As mentioned, the great majority of Martian water is locked up in the soil along with the entire CO2 atmosphere. Much of the atmosphere and water are in the form of ice crystals that, if heated, would readily evaporate back into gas. Once the CO2 evaporates into the air it again traps the Sun’s energy, raising the temperature and releasing more CO2, and so on in a reinforcing process. Warming Mars by as little as 7°C could kick-start the whole hydrosphere and climate, though the best method for doing so is hotly debated. Among the possibilities
• Hundreds of square kilometers of mirrors in orbit to reflect sunlight on to the poles, melting the CO2 ice and artificially keeping temperatures high
• Launching thousands of robotic factories that belch a continuous stream of pollution chemicals – precisely the same substances that are killing life on Earth could make Mars suitable for life in the future
• Drilling deep under the frozen soil and detonating hundreds or thousands of thermonuclear warheads to melt the permafrost. Over centuries radiation in these areas would fall to safer levels.
• Dragging asteroids made of frozen methane, nitrogen, and water ice into extremely close approach orbits. Even with a sparse atmosphere, speeds of 30km per second would quickly vaporize this material into a ready-made atmosphere.
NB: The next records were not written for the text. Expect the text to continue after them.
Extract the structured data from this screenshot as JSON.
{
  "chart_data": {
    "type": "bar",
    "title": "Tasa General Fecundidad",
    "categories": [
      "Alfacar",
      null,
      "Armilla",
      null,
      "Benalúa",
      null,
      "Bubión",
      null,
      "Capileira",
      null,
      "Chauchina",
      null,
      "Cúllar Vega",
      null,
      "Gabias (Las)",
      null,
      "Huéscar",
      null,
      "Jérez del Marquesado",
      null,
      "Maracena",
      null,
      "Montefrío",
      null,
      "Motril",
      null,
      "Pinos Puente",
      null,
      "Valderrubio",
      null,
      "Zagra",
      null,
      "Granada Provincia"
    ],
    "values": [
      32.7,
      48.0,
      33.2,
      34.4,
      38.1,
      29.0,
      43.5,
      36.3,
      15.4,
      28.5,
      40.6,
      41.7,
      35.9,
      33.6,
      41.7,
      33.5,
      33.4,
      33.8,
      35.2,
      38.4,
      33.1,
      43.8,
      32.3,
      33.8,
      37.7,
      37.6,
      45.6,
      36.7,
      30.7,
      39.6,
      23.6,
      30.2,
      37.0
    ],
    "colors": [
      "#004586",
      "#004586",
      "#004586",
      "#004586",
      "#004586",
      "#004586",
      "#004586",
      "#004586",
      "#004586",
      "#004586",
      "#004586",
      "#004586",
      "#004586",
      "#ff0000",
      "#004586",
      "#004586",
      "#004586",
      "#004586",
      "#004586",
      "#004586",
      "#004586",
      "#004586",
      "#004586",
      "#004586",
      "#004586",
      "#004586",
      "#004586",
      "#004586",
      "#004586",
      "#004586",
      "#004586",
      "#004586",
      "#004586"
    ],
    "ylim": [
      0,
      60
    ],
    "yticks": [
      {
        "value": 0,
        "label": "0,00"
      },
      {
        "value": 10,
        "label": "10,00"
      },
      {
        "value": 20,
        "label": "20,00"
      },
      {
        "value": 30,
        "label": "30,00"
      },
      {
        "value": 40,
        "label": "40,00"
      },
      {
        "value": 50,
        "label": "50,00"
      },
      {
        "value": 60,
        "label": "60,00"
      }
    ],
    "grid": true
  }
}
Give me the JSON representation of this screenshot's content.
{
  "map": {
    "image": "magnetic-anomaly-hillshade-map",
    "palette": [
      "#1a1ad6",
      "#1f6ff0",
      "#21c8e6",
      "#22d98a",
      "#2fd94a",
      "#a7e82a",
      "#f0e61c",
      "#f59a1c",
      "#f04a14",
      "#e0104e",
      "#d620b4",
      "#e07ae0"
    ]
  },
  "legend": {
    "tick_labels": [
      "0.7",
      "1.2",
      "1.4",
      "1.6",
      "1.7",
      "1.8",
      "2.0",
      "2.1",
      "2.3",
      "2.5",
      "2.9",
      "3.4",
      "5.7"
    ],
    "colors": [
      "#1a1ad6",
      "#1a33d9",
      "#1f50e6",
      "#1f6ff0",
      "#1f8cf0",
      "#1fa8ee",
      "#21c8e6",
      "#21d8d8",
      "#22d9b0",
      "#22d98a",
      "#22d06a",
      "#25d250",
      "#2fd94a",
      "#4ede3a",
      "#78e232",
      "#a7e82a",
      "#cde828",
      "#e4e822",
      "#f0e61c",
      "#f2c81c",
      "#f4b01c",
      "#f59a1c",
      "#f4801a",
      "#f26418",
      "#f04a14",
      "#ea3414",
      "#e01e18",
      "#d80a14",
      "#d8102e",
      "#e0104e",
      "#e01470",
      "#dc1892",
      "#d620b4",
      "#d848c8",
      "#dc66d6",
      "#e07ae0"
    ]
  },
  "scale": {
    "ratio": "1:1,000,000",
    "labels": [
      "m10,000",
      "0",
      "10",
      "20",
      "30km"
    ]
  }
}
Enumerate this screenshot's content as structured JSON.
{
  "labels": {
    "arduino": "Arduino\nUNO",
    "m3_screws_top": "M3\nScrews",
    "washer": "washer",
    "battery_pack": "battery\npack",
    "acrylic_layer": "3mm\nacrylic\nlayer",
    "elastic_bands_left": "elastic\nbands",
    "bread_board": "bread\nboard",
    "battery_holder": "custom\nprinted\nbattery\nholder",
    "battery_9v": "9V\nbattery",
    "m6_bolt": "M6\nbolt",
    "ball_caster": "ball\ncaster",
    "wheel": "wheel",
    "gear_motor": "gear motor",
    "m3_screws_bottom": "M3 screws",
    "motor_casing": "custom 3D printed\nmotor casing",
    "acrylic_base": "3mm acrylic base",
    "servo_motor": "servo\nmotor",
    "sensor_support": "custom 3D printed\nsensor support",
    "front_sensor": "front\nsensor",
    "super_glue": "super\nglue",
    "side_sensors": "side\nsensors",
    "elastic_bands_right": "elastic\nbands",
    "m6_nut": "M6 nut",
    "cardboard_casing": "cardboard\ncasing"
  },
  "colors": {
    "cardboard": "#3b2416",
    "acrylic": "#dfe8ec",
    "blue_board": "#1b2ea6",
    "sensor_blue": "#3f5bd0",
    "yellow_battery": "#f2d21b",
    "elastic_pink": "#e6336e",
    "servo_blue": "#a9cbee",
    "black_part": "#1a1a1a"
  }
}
Whatever the route may be, Mars has all the elements we need – carbon, iron, sulfur, phosphates, nitrogen, and an abundance of water. Mars is ready to receive us; the technology required is within our grasp. The only question remains is, are we ready for Mars?
Raising temperatures by as little as 7 K could release substantial CO2 deposits into the atmosphere, kickstarting a positive feedback loop that might eventually make Mars a habitable, warm, and water-laden planet once more.